Bloomberg recently reported that Wall Street was undertaking "controversial strategies" that "risk isolating women in finance." On December 3rd Bloomberg released an article entitled "Wall Street Rule for the #MeToo Era: Avoid Women At All Cost."
Are men so fearful of being tainted with sexual harassment charges that they are ostracizing women in the workplace? This is an outrageous reaction - not a solution.
Extreme tactics cited in the article include: No more dinners with female colleagues. Don't sit next to them on flights. Book hotel rooms on different floors. Avoid one-on-one meetings. As a wealth advisor stated, just hiring a woman these days is "an unknown risk." What if she took something he said the wrong way?
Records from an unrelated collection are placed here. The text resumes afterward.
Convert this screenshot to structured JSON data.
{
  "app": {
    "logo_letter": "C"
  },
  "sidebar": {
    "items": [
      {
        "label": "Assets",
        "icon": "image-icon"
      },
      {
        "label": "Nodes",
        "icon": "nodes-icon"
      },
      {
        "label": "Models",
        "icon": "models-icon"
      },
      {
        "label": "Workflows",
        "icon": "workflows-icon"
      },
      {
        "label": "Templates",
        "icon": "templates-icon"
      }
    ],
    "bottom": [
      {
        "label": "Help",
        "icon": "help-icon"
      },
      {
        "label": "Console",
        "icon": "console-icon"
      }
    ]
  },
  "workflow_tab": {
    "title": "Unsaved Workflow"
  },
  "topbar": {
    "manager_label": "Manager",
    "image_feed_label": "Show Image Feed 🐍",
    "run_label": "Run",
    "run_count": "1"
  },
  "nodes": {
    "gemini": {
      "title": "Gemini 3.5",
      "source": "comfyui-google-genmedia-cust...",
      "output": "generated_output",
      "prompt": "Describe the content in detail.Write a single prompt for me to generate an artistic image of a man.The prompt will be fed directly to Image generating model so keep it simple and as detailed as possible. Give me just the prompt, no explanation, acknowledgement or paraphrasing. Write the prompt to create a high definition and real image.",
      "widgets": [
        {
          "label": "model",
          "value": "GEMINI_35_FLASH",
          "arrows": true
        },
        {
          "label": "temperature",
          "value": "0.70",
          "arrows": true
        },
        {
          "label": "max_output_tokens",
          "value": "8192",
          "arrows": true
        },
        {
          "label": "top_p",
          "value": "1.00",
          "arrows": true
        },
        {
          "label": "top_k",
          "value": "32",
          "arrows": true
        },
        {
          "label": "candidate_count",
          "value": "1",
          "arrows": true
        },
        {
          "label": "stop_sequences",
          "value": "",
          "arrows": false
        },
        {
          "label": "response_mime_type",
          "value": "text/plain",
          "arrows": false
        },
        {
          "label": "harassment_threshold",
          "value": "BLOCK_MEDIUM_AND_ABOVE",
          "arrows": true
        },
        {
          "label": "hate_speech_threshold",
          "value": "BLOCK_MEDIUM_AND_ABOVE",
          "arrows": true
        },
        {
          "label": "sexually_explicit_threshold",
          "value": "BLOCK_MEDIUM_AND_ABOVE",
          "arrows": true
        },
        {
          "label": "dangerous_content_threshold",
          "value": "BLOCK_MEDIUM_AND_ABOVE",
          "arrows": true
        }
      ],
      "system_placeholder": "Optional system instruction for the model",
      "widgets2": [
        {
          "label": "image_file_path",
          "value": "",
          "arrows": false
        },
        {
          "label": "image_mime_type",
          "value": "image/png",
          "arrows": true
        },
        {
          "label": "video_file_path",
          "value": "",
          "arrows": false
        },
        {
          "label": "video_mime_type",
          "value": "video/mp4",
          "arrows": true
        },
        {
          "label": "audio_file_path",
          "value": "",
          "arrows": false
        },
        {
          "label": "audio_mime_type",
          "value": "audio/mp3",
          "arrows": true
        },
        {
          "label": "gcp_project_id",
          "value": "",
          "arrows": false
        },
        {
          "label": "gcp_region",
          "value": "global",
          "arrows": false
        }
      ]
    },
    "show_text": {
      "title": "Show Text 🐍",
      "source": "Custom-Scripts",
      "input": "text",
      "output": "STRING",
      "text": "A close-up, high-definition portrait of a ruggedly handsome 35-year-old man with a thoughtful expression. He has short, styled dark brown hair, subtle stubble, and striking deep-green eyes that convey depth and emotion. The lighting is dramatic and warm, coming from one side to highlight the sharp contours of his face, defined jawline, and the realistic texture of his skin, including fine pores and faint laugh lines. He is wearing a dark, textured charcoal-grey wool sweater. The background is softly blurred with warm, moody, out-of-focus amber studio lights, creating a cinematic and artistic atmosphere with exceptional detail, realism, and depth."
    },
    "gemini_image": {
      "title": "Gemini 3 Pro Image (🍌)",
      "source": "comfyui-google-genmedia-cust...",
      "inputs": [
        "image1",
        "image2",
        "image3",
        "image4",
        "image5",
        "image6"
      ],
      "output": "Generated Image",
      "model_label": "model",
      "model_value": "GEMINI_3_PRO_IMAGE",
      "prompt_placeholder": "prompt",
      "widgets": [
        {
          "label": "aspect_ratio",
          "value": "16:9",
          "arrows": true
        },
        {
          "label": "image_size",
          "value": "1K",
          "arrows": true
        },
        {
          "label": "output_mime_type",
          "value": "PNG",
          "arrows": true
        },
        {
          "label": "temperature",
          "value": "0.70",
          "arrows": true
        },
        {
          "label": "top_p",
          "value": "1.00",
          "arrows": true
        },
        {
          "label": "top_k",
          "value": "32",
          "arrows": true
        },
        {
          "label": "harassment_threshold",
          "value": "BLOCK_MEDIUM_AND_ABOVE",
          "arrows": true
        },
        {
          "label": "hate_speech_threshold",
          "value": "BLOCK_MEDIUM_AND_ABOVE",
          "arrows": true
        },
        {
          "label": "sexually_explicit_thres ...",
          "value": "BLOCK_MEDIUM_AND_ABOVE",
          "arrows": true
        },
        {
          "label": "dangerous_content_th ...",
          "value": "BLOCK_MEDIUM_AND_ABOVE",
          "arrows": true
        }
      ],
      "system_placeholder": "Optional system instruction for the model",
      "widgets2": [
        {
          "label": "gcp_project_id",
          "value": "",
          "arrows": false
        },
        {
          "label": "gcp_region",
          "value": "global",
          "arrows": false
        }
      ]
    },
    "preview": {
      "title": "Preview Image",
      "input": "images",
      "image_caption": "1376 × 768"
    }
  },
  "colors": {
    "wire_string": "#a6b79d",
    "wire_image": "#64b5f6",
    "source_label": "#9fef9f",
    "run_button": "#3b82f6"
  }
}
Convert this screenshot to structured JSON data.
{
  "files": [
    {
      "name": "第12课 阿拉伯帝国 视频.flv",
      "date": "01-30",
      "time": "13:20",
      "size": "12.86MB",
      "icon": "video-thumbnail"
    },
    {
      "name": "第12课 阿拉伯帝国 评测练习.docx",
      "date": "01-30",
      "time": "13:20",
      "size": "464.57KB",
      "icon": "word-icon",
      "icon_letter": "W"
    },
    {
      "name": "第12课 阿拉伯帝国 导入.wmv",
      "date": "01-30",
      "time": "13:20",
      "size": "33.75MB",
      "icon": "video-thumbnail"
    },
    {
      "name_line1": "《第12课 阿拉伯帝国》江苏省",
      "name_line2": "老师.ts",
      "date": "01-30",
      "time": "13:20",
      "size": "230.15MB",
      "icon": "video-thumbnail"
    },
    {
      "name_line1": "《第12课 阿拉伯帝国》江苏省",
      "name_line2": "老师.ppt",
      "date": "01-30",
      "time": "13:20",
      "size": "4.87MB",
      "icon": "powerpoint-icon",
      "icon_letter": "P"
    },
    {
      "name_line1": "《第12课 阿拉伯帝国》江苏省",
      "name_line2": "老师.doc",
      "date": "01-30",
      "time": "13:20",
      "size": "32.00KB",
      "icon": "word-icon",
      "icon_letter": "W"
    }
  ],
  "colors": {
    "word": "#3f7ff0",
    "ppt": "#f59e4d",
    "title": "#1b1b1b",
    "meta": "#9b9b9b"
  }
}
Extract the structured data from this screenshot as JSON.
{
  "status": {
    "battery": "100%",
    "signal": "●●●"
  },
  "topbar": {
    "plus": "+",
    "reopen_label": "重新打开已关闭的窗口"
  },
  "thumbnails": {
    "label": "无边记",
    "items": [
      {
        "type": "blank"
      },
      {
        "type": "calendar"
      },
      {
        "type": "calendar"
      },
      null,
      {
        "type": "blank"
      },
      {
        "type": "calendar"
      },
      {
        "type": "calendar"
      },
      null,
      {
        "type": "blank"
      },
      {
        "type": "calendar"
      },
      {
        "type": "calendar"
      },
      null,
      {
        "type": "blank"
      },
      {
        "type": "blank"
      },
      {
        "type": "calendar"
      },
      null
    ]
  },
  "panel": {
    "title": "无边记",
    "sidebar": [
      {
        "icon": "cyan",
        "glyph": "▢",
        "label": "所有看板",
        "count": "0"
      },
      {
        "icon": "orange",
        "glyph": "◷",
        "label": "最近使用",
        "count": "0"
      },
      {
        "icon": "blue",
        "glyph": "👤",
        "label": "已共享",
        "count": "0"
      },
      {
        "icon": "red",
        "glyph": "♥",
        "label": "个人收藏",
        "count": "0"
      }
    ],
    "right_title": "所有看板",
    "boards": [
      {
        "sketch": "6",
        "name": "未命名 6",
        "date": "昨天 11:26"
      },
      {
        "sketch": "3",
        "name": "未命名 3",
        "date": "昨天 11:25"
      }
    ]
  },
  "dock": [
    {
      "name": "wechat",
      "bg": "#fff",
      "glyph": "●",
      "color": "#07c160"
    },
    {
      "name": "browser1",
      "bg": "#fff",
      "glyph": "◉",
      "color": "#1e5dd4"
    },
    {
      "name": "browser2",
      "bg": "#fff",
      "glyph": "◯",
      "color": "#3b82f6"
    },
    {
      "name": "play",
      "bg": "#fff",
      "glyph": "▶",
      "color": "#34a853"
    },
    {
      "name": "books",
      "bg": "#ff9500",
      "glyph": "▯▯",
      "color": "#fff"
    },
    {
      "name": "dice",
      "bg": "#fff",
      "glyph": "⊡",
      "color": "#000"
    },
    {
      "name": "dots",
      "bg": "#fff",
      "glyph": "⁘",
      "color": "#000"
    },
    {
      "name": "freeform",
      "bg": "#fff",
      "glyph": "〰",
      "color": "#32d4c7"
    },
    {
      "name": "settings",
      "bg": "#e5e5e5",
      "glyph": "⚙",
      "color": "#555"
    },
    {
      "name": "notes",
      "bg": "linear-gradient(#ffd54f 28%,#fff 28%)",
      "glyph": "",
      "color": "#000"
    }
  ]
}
Is this the beginning of a new age of sexual discrimination? Women may find more closed doors and exclusion from training / mentoring programs or other opportunities, thereby negatively impacting their professional growth and careers.
But there is a positive response. New research from the Society for Human Resources Management, (a survey of 18,000 U.S. employees, at all levels across 15 industries) reflected that about one-third (32%) of executives say they've "changed their behavior" due to greater awareness of the hazards of sexual misconduct in the workplace. This includes risk to employee morale (23%) and employee engagement (23%). 21% of the respondees indicated that harassment has "never been an issue" in their organization. Almost 40% of the executives indicated their response to the movement was to be more "careful" or "mindful" about locker-room humor and sexist jokes.
Smart employers take the appropriate measures to address and eliminate harassment concerns in the workplace through: (1) Harassment Policies, (2) Supervisor and Employee Training, and (3) Investigation.
#MeToo has changed the landscape. Let's tread carefully as we are all learning in this process. Sexual harassment claims aren't black and white, they are multiple shades of grey.